Надо сказать, трудно было драться против колчаковских полков: у Колчака каждый солдат — в английском мундире, в английских буцах и обмотках, с английской винтовкой, с гранатой… А у наших партизан — простых берданок не хватало, ноги в лаптях, в пимах, зимой и летом — один мундир: нагольный тулуп. Да и вооружены были чем попало: тут уж всё в ход шло — косы, топоры, медвежьи рогатины.
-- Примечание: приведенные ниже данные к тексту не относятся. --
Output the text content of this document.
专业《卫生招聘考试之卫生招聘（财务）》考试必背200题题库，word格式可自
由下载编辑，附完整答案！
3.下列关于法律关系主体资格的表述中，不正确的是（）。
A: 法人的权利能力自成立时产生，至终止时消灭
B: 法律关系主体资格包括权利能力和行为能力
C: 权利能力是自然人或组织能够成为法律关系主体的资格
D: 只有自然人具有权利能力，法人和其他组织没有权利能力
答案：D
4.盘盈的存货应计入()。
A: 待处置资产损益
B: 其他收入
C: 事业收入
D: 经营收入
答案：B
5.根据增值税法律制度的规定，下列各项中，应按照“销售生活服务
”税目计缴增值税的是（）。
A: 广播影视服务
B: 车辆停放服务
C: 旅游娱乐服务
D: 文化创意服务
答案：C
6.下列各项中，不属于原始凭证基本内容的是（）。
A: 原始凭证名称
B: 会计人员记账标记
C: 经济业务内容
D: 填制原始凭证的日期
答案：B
Но и с таким оружием здорово пощипывали партизаны колчаковские банды: наши-то мужики все подряд охотники, тайгу вдоль и поперёк знали, все тропинки, все ходы и выходы. Бывало, то с фронта Колчака ударят, то в тыл зайдут, то заведут врага куда-нибудь в болото, в топь… А у богоявленского отряда даже арсенал свой был… Настоящий лесной арсенал, хоть вертел там всем делом один человек, наш сельский кузнец Василий. Ковал в своей кузне Василий пики и штыки, из глины формы делал и в этих формах пули отливал. А потом Василий даже пушку смастерил. Была эта пушка из огромной выдолбленной колоды, обита внутри железом, сверху закована в железные обручи…
Заряжали её с дула — затвора не было… Набьют всякой железной трухой — гвоздями, обломками жести — и палят. Колчаковцы сначала понять не могли, откуда у мужиков пушка. Долго ничего поделать не могли с богоявленцами. Только белогвардейское кольцо всё сжималось и сжималось. Мы слышим — они подходят всё ближе и ближе… Перестала стучать кузница — Василий и партизаны забрали, что могли, и ушли в лес. Уж слышно было как стреляют… А мы, ребята, всегда у завалинок вертелись, слушали, что старшие говорили, и потом по другим завалинкам разносили… И вот один раз вечером — ещё закат был такой красный-красный, старухи говорили — к ветру, — толпится весь народ на улице, шумит, слушает, как стреляют, — со всем уже недалеко… Женщины плачут, старики трясутся. Все говорят: «Надо в лес бежать, к своим». Как вдруг скачет один наш партизан — одежда на нём вся клочьями, голова в крови — кровь глаза заливает. Только крикнул: «Окружили — идут», — лошадь упала, и он упал. Схватили его, потащили в хату. И сразу же за ним конный отряд.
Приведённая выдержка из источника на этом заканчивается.